Learning time series forecasting with the Store Sales Kaggle competition: use time-series forecasting to forecast store sales on data from Corporación Favorita, a large Ecuadorian-based grocery retailer.
I joined this competition to improve my understanding on time series forecasting. This readme has the purpose of describing the most important parts of what I did on my learning journey.
For the challenge, we have a set of stores and families of products, and we need to make a daily forecast of sales for each store and family for the next 15 days. Some external information, like the daily oil price and several holidays in Ecuador, are provided to be used as additional features for modelling.
One of the most challenging aspects of forecasting multiple instances for me is that there are many things going on: not all the stores are selling the same families of products, some are older than others, they have different sizes, sell different volumes, each family has different seasonalities, etc. So, it is hard to get a good overview before modelling. However, I did not know about this hardship before starting the challenge.
My first models were by store and family. Since I have several years of information, I decided to use two years of data and fairly complicated models, however the first thing I did was to set up a simple baseline.
This was a very simple model by store and family. It used the last 15 days of data to predict the upcoming 15 days. This model put me in the bottom 10% (707th) of the nearly 900 participants with a Root Mean Squared Logarithmic Error of 0.61922.
The Prophet model is a type of GAM developed by reasearchers at Facebook specifically for time series forecasting. It is able to capture trend, seasonality at different aggregation levels, e.g., daily, yearly, and allows to add additional regressors. I thought this would be a great model because many families show important seasonal effects, so by adding the holidays as an additional regressor would probably boost the model's performanance. This is a fairly complicated model, but it yielded nearly no improvement on the super simple baseline, the test RMSLE was 0.61887.

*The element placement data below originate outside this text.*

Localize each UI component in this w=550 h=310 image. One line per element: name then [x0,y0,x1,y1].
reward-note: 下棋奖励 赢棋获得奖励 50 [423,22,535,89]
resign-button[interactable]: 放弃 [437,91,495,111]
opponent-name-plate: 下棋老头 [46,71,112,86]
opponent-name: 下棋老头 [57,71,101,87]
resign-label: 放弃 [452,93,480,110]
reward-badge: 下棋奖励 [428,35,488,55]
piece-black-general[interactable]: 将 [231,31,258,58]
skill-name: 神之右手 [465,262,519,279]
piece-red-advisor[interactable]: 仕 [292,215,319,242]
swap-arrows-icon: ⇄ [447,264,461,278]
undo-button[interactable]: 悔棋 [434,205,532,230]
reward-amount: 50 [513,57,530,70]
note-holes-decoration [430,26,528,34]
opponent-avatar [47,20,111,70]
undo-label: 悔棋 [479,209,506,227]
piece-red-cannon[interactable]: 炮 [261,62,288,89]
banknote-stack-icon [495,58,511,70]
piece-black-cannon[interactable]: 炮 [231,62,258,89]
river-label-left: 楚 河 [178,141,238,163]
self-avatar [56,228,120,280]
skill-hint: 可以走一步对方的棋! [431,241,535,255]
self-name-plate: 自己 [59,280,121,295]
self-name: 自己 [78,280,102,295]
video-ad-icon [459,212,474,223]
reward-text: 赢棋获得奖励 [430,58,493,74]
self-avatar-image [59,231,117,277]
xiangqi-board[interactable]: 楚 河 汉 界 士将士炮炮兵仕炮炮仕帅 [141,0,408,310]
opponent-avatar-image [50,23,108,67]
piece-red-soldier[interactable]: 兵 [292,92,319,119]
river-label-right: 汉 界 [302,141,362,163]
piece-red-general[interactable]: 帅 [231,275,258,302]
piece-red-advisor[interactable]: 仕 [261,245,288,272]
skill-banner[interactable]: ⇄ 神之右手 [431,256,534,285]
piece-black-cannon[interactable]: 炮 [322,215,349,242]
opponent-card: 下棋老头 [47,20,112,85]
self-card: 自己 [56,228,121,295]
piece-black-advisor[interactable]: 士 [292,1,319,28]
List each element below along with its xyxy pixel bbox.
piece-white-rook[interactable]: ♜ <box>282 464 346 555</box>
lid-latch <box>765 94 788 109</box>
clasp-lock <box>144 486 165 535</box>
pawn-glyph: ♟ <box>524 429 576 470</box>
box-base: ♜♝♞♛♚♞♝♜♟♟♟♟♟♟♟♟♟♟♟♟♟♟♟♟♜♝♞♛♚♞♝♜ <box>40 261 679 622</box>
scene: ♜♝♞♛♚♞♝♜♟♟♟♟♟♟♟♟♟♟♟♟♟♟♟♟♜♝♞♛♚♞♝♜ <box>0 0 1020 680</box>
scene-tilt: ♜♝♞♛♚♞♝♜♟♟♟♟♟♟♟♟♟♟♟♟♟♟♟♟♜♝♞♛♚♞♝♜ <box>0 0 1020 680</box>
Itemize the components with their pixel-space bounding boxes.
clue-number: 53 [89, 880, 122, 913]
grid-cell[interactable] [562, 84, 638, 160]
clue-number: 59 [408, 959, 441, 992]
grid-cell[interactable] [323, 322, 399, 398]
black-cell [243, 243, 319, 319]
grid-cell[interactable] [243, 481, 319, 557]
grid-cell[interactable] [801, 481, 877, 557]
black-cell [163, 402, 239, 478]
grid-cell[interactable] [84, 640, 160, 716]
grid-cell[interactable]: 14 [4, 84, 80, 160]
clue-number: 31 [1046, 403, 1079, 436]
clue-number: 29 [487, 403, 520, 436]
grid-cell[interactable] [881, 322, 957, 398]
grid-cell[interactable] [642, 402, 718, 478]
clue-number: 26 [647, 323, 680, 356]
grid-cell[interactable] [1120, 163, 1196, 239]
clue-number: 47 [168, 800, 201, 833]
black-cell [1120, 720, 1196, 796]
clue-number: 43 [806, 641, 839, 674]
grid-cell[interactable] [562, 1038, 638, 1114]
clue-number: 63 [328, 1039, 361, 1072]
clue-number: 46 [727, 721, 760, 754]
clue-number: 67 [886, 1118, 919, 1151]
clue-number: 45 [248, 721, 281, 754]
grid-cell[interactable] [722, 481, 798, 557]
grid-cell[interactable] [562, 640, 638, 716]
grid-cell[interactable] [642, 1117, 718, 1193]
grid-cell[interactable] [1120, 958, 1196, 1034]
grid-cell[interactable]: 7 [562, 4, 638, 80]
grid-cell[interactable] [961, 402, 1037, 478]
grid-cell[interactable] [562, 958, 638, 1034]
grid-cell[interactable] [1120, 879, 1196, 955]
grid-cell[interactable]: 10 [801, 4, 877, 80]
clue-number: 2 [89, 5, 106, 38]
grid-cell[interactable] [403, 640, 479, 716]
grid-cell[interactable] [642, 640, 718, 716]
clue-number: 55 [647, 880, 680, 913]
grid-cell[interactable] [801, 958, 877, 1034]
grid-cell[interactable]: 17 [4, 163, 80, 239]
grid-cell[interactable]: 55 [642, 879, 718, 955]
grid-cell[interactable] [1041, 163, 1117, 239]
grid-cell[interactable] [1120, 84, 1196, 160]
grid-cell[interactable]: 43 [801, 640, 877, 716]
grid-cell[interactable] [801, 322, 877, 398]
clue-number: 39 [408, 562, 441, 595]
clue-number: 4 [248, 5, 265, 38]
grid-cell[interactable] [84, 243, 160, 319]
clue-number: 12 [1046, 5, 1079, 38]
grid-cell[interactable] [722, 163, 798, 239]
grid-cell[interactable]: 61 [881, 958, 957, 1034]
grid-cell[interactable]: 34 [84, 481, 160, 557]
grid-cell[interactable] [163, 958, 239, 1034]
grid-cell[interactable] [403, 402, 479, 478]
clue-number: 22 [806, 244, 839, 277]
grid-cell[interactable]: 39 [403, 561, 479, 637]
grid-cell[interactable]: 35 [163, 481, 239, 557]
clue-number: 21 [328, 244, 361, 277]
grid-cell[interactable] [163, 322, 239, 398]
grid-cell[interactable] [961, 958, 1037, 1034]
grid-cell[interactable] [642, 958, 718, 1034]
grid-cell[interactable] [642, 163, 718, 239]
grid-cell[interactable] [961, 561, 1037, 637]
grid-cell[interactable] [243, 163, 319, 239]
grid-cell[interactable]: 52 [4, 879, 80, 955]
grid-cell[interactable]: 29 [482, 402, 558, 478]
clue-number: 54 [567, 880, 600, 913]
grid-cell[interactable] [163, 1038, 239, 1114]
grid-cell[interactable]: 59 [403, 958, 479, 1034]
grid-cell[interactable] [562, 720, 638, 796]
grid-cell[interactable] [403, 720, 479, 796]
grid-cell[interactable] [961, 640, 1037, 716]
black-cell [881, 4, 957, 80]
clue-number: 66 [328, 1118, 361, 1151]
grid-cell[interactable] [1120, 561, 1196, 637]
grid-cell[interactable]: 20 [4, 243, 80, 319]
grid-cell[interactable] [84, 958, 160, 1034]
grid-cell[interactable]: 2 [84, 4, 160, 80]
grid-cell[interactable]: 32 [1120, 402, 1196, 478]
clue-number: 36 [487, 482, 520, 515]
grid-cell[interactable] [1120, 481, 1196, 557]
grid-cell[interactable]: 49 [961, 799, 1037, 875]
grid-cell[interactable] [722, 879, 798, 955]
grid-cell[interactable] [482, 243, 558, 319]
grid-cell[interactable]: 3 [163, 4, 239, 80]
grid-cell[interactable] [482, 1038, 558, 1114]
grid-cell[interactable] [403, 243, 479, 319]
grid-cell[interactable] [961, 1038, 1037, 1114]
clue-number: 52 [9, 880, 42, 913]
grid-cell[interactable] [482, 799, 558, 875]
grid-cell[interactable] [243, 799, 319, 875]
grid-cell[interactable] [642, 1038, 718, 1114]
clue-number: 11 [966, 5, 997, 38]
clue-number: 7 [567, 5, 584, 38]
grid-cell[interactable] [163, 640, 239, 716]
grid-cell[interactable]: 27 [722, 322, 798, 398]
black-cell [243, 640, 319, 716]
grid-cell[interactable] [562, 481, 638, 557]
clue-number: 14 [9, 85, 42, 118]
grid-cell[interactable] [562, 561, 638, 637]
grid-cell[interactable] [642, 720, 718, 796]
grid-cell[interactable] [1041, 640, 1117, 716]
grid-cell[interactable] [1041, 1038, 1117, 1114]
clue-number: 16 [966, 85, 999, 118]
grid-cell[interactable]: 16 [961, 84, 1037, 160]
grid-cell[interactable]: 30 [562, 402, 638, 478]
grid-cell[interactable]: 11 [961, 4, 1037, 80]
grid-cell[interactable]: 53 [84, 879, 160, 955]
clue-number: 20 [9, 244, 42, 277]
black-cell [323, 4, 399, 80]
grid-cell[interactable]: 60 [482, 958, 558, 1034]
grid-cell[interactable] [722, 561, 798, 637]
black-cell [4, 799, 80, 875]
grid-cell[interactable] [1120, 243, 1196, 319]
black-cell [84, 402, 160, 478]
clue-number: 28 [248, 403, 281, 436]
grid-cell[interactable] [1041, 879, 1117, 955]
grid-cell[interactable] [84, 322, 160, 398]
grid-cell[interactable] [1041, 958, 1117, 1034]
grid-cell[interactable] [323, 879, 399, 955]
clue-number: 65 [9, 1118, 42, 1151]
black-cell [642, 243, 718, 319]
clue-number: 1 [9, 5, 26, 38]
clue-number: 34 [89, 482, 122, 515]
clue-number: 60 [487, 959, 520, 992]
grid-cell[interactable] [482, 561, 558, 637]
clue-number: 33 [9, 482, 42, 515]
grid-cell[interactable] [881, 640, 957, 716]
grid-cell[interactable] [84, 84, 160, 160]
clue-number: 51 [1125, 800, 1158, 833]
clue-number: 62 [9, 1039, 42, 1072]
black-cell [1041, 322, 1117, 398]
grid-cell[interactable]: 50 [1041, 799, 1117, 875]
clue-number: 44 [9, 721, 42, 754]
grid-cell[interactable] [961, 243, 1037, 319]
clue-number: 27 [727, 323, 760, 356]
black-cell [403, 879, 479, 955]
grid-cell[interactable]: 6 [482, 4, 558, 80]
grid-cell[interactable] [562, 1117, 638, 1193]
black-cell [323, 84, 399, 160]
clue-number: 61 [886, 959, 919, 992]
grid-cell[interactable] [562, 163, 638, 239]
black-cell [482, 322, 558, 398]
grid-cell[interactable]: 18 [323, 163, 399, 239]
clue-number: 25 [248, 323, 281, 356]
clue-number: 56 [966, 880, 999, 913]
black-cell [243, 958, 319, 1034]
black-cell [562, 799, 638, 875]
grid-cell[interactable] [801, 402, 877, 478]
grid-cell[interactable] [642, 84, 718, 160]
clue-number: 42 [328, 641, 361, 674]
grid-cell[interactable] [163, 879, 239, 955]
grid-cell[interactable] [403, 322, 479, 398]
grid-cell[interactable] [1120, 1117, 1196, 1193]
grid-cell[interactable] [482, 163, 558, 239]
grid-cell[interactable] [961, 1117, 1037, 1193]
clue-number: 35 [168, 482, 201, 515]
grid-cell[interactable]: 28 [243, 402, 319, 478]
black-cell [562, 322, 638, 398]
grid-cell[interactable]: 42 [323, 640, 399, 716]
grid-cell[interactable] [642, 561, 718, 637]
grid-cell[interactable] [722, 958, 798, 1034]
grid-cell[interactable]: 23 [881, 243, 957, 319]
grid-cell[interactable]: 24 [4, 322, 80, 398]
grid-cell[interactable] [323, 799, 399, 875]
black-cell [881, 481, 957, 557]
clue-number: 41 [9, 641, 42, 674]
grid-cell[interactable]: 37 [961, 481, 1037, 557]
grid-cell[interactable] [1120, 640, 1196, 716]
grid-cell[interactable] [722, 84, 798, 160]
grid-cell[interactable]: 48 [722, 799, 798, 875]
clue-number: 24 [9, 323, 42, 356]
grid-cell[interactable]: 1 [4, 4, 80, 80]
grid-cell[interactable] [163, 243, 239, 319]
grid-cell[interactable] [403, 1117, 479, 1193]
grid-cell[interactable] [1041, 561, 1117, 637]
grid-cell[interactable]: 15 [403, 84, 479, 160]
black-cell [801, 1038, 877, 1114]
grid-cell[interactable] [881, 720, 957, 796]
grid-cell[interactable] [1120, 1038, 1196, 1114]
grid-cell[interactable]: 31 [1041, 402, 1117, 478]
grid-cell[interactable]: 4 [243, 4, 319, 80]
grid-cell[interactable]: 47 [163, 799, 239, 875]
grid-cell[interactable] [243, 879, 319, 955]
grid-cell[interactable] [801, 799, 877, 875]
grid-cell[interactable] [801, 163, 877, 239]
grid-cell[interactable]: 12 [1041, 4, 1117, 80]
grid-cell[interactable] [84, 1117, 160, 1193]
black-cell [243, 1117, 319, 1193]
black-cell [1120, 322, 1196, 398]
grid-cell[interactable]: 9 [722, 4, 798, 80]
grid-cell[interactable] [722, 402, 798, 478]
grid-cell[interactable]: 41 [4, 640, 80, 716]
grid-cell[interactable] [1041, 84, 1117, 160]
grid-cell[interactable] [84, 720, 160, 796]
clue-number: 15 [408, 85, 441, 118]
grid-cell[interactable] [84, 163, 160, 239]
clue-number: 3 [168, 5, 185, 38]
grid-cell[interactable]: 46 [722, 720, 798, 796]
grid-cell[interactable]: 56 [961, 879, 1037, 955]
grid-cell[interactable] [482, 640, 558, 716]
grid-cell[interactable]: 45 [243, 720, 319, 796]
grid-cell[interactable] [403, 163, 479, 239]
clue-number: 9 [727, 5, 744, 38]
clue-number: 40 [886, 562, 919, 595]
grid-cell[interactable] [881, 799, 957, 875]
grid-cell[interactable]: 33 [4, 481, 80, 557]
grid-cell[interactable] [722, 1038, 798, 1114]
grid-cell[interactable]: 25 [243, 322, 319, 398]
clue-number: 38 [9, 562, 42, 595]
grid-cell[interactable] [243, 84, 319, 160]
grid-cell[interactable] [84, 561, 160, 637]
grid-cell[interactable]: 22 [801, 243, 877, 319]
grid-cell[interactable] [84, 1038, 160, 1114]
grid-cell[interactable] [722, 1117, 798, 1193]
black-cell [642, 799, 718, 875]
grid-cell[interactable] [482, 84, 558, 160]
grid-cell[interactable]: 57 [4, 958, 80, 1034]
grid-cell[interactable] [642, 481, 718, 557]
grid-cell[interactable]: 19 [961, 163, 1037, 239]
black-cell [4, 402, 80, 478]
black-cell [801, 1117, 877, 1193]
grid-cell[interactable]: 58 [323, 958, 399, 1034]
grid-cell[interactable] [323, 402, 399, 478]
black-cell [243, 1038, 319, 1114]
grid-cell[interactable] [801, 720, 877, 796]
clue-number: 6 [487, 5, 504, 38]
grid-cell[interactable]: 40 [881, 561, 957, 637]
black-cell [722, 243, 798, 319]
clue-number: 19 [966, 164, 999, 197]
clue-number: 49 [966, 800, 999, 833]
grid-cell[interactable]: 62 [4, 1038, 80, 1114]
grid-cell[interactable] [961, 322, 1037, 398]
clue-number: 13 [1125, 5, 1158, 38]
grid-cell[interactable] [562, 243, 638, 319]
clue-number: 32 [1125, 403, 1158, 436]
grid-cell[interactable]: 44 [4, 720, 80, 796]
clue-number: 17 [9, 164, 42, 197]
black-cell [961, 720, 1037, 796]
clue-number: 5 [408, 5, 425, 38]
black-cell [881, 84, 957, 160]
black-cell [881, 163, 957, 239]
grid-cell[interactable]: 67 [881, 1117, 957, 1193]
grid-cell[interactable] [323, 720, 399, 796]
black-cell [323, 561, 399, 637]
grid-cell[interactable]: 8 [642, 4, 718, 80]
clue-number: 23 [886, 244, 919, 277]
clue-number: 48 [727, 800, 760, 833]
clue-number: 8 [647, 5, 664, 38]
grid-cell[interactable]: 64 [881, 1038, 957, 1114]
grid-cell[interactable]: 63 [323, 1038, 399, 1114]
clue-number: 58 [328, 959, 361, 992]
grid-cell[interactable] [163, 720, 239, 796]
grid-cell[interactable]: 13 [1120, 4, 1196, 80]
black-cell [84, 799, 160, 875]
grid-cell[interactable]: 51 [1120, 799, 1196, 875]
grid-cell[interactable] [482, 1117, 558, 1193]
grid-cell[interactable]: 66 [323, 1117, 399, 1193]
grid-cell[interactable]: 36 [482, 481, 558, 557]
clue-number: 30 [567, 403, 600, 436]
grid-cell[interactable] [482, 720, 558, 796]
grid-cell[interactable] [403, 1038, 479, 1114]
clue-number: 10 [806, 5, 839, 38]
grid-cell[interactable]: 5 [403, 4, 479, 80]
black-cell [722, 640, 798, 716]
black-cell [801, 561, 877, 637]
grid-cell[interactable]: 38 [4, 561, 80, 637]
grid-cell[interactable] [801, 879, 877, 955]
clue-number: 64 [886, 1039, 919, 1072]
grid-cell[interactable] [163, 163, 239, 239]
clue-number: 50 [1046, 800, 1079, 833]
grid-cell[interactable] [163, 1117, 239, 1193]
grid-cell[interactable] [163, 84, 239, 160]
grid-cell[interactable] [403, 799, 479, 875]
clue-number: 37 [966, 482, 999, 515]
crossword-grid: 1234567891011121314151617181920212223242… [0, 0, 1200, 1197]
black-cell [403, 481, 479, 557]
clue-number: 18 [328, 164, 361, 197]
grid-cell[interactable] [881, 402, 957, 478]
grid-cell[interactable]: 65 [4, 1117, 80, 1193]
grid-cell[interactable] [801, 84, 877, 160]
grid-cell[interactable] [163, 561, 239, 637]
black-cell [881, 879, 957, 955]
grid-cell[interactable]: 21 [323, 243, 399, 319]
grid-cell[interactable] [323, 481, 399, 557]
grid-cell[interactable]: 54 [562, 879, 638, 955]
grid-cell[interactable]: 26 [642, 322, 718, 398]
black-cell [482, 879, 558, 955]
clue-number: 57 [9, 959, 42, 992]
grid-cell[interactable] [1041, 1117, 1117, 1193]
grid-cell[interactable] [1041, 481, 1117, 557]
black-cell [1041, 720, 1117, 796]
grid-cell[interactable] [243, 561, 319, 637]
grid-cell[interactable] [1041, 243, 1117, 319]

This model is a classic regressor implementing fit/predict methods. For this model, I constructed some autoregressive features, i.e., using the past X days of sales as regressors, as well as other features related to the date, like day of week, month and year, which should be able to capture some additional trends on the data. Then, I fitted the XGBoost model by store and family. The issue here, is that usually, the best autorregressive features are previous day sales, or same day from previous week sales, and this is something that we don't have for all the instances in the test set. I think that partly for this reason, the test score was not very promising, at 0.72278, even higher than our simple baseline model.
In the end of this stage, I decided to use a simple mean of the three models above. Since the models have different underlying mechanisms, e.g., the prophet model uses the full time-series and maximum a posteriori estimation, while XGBoost optimizes an objective function via gradient boosting using some set of features, their predictions should be fairly unrelated. This means that their combined predictions might be useful in cancelling the random noise within the data, and boosting the real signal. This assumption was correctin this case, yielding a test error of 0.48923. Which is already on the top 50% of the 866 participants, at position 398.
The idea here was to set up the data in matrix form as day/store for each family. Then use SVD as a preprocessing step to pool data across stores. The idea here is to use a low-rank approximation of the original data, which is likely to reduce the noise due to the fact that the most important eigenvalues from the SVD should be related to the actual signal in the data, so it is used as a sort of denoising technique.
This model used Prophet with weekly seasonality on a grouped time series of all the stores.
The final model used a simple mean of all the models above.
I'm happy with the final result: 111th from the 605 participants, which is on the top 20%.